Il fit en disant ces mots un signe des yeux au prince. Celui-ci examinait Rogojine avec curiosité. Rogojine, plus pâle encore en ce moment, s’exclama:
– Tu dis qu’il a expédié des gens dans l’autre monde? Qu’en sais-tu?
Puis se tournant vers le prince:
– Mon père ne tarda pas à tout apprendre. D’ailleurs Zaliojev avait raconté l’histoire à tout venant. Après m’avoir enfermé en haut de la maison, il me corrigea pendant une heure. «Ce n’est là qu’un avant-goût, me dit-il; je reviendrai à la tombée de la nuit pour te dire bonsoir.» Que pensez-vous qu’il fit ensuite? Cet homme à cheveux blancs alla chez Nastasie Philippovna, la salua jusqu’à terre et, à force de la supplier et de sangloter, il finit par obtenir qu’elle lui remît l’écrin.
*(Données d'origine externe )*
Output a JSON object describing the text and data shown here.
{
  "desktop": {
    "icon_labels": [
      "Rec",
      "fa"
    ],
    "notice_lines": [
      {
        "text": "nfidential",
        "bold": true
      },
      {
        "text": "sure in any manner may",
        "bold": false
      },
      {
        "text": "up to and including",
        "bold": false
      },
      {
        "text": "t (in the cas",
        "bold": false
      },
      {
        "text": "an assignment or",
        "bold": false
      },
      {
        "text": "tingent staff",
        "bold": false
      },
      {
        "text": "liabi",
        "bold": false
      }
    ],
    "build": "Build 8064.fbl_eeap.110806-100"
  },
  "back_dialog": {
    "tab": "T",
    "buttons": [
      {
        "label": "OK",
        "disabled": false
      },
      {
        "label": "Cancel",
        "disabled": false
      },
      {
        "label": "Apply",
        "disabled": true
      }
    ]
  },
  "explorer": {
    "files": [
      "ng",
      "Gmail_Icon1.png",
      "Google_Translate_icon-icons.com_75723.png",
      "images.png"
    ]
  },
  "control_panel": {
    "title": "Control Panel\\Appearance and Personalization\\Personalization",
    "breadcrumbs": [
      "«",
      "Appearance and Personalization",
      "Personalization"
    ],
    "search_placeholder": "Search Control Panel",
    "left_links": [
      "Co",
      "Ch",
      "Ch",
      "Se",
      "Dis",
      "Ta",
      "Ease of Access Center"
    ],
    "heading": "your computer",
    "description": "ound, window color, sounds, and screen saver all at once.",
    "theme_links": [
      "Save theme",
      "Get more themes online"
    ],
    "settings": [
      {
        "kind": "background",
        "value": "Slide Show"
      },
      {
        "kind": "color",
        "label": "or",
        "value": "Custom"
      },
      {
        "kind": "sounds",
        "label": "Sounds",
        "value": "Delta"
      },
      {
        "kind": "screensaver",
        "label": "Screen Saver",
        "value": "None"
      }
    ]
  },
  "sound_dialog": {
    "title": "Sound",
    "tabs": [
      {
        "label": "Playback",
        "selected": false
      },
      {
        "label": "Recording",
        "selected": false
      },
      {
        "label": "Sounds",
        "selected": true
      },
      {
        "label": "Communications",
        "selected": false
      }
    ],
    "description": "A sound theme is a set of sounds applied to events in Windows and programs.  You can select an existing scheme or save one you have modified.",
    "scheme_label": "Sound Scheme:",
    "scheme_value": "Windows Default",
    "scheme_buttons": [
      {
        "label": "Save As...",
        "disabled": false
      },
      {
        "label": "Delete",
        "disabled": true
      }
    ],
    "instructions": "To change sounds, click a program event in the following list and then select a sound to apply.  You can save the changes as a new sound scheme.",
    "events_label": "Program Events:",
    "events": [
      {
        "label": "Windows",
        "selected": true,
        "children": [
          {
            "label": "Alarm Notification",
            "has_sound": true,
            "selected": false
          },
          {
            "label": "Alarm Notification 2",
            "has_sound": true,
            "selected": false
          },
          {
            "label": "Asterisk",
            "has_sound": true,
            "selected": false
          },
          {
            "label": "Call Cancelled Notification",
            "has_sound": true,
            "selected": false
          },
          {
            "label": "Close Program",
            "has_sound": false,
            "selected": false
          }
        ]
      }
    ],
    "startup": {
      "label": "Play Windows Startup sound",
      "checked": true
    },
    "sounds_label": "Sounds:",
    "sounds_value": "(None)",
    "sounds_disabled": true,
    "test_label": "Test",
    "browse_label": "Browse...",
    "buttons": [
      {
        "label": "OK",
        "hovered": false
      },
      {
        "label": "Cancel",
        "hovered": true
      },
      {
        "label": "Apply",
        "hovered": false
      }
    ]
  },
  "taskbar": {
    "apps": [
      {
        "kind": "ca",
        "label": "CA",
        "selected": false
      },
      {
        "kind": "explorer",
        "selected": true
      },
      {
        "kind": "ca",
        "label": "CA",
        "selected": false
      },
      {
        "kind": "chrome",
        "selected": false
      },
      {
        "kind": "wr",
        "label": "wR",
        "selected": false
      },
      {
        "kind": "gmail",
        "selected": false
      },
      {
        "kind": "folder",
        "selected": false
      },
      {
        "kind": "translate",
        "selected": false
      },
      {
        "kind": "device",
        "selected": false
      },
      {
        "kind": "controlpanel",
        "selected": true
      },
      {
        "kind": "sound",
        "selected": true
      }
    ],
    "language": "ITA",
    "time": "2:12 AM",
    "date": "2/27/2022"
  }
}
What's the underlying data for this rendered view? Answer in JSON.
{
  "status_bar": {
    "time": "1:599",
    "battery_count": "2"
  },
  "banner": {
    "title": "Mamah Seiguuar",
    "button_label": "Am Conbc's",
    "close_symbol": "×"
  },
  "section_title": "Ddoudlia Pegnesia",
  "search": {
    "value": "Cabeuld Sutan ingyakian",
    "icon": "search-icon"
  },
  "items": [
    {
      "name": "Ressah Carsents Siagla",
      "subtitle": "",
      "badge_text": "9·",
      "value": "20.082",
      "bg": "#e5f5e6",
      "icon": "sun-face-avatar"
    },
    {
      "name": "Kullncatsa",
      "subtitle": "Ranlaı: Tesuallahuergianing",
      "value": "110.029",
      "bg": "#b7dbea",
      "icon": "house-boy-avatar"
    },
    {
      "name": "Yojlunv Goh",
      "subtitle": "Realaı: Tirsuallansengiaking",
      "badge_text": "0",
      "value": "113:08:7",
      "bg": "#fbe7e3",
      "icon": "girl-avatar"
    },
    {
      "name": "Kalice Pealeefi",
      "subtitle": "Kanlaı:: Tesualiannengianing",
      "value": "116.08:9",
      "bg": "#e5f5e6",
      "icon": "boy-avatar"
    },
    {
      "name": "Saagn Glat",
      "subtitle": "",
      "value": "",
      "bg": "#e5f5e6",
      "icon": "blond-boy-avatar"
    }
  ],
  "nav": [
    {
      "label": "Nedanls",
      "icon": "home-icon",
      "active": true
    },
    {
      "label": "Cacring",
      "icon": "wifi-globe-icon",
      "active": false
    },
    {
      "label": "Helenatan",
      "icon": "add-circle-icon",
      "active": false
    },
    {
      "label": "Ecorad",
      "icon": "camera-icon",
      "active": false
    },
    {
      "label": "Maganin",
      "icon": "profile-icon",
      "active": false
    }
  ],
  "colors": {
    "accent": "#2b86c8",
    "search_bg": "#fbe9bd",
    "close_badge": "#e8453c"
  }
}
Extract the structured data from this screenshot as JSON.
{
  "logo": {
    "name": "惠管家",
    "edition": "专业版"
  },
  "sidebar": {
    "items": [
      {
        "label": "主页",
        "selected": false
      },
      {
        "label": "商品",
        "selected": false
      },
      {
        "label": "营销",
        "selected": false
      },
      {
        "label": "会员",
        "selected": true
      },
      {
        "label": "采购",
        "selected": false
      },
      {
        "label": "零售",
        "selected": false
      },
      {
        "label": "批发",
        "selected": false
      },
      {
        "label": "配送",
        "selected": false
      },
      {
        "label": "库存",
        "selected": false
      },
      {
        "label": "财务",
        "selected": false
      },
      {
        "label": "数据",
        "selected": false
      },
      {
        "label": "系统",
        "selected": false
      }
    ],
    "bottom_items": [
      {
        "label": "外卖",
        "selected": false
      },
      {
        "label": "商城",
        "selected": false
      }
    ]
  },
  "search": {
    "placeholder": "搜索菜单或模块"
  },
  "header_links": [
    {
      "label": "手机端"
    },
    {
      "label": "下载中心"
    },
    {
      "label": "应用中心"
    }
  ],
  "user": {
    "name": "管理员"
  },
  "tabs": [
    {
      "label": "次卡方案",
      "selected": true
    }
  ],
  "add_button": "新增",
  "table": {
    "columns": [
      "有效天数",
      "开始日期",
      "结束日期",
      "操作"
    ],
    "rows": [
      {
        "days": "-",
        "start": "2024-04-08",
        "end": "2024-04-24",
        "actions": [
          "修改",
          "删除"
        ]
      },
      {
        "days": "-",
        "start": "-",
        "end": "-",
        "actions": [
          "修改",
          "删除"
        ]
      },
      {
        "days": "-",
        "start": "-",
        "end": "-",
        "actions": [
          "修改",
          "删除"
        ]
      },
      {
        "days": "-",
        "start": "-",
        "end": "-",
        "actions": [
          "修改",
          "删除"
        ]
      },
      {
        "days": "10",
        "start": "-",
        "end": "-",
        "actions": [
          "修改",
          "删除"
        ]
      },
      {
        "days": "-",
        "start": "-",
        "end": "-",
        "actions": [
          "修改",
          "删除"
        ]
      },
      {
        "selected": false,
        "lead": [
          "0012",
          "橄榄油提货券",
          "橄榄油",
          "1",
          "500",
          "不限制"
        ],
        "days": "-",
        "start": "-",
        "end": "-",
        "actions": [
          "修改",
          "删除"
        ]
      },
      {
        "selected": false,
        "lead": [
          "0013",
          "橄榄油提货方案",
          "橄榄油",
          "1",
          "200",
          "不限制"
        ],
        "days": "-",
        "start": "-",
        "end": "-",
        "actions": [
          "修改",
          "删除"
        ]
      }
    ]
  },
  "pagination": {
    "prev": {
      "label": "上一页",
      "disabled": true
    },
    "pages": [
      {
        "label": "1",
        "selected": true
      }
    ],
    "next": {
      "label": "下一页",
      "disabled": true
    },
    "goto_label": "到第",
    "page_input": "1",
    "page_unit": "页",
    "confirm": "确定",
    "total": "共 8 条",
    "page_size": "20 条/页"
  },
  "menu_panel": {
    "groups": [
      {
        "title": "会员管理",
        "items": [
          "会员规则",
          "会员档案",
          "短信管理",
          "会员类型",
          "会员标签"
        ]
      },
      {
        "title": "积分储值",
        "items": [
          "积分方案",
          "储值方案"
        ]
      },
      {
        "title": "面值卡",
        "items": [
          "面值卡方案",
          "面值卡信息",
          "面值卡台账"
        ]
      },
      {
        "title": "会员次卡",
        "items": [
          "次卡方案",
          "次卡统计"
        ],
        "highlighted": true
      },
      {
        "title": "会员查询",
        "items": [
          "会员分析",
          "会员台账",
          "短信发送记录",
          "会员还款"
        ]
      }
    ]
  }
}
Elle le lui jeta en disant: «Tiens, vieille barbe, voilà tes boucles d’oreilles! Elles ont pourtant décuplé de valeur pour moi depuis que je sais que Parfione les a acquises au prix d’une pareille aubade. Salue et remercie Parfione Sémionovitch!» Sur ces entrefaites, ayant reçu la bénédiction de ma mère, j’avais emprunté vingt roubles à Serge Protouchine afin de prendre le train pour Pskov. J’y arrivai avec la fièvre. Les vieilles femmes, en guise de traitement se mirent à me lire la vie des saints. J’étais comme inconscient: j’allai dépenser mes derniers sous au cabaret et je passai la nuit prostré ivre-mort dans la rue. Le matin j’avais la fièvre chaude. Les chiens étaient venus m’assaillir pendant la nuit. J’eus peine à recouvrer mes sens.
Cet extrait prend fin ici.